Earlier, the students filed a petition in Islamabad High Court (IHC) for inadequate online classes mechanism which is inaccessible by the majority of students according to students. HEC had to submit a response in defense of this petition however, the HEC sought more time from IHC in order to submit a reply on the petition.
According to the details provided by Dawn, IHC Chief Justice Athar Minallah was hearing the petition filed by students at Quaid-i-Azam University Islamabad, Islamic International University Islamabad (IIU), Iqra University (IQ) Islamabad, National University of Modern Languages (NUML) Islamabad, University of Engineering and Technology (UET) Taxila and The University of Peshawar.
Sikander Naeem Qazi leading the case for petitioners argues that many students belong to suburban or rural areas and they do not have access to the amenities available in the urban areas, “They were constrained to approach the court seeking protection of their fundamental right to education guaranteed by the Constitution.”, the students were unable to access online teaching material during the COVID-19 lockdowns.
Guidelines for online classes have created a non-level playing field for students which is tantamount to a denial of access to education, says the petition
The limited or no access to educational materials, assessment, and examination material has been affecting the students adversely. According to the counsel Mr. Qazi, the petitioners come from remote areas felt discriminated, as their rights to life and education in current pandemic circumstances had not been undertaken seriously by higher educational institutions.

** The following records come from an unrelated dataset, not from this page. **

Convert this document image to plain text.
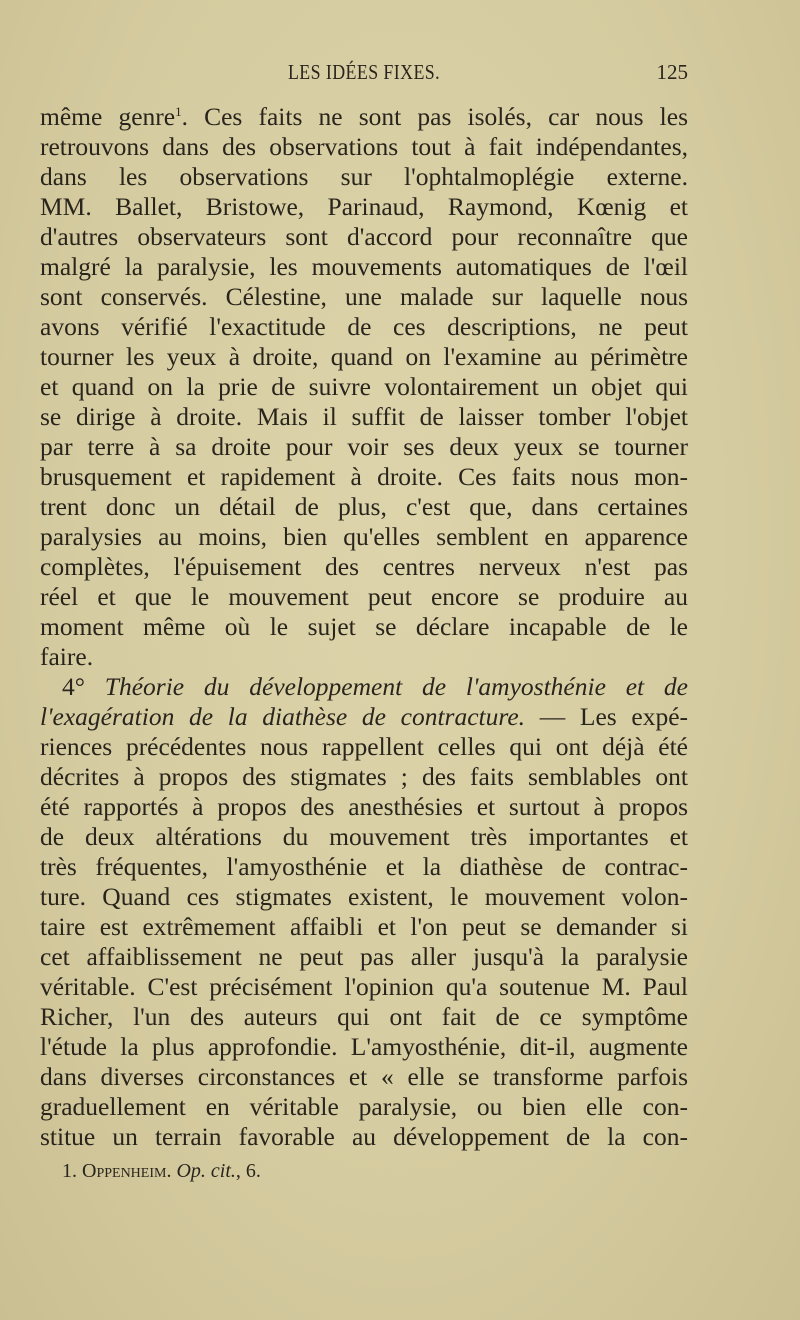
LES IDÉES FIXES.	125
même genre$^1$. Ces faits ne sont pas isolés, car nous les
retrouvons dans des observations tout à fait indépendantes,
dans les observations sur l'ophtalmoplégie externe.
MM. Ballet, Bristowe, Parinaud, Raymond, Kœnig et
d'autres observateurs sont d'accord pour reconnaître que
malgré la paralysie, les mouvements automatiques de l'œil
sont conservés. Célestine, une malade sur laquelle nous
avons vérifié l'exactitude de ces descriptions, ne peut
tourner les yeux à droite, quand on l'examine au périmètre
et quand on la prie de suivre volontairement un objet qui
se dirige à droite. Mais il suffit de laisser tomber l'objet
par terre à sa droite pour voir ses deux yeux se tourner
brusquement et rapidement à droite. Ces faits nous mon-
trent donc un détail de plus, c'est que, dans certaines
paralysies au moins, bien qu'elles semblent en apparence
complètes, l'épuisement des centres nerveux n'est pas
réel et que le mouvement peut encore se produire au
moment même où le sujet se déclare incapable de le
faire.
4° Théorie du développement de l'amyosthénie et de
l'exagération de la diathèse de contracture. — Les expé-
riences précédentes nous rappellent celles qui ont déjà été
décrites à propos des stigmates ; des faits semblables ont
été rapportés à propos des anesthésies et surtout à propos
de deux altérations du mouvement très importantes et
très fréquentes, l'amyosthénie et la diathèse de contrac-
ture. Quand ces stigmates existent, le mouvement volon-
taire est extrêmement affaibli et l'on peut se demander si
cet affaiblissement ne peut pas aller jusqu'à la paralysie
véritable. C'est précisément l'opinion qu'a soutenue M. Paul
Richer, l'un des auteurs qui ont fait de ce symptôme
l'étude la plus approfondie. L'amyosthénie, dit-il, augmente
dans diverses circonstances et « elle se transforme parfois
graduellement en véritable paralysie, ou bien elle con-
stitue un terrain favorable au développement de la con-
1. Oppenheim. Op. cit., 6.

The guidelines for the online classes have created a non-level playing field which is tantamount to a denial of access to education, he added. COVID 19 guidance notes were issued by the HEC under Section 10 of the Higher Education Commission Ordinance 2002 to the private and public universities in order to ensure a standardized model of online education. Some universities in turn disseminated their own guidelines for online teaching, assessment, and examination system for students.
On March 26, HEC issued a white paper on how universities should prepare for a transition to the online environment and formed a technical support committee that could help universities to implement the agenda. According to the petition, the universities were required to structure their online readiness measures in accordance with the HEC Covid-19 guidance notes but none of the educational institutions followed these guidelines.
It said during the period universities failed to appropriately adapt the HEC Covid-19 guidelines and the HEC, being responsible for students’ welfare, failed to monitor and evaluate the guidelines issued by the universities. The petition also said the students had raised a number of issues with the HEC, including charging hostel, library, lab and transportation fees, and lack of access to educational resource materials due to connectivity issued.
The students were assured by the HEC, in a press release on June 3, that a mechanism to address the grievances of the students would be formulated and appropriate guidelines would be issued. However, many issues remained such as the absence of dedicated offices in universities to deal with the students facing connectivity issues.
The petition requested the court to direct the authorities to implement HEC’s guidelines related to COVID-19. It also said educational institutions may also be asked to charge the fee proportionate to the service provided to the students during the COVID pandemic. Justice Minallah directed the HEC to nominate an authorized officer to hear the petitioners and pass an order on their applications. The court also sought a report from the HEC on the issue.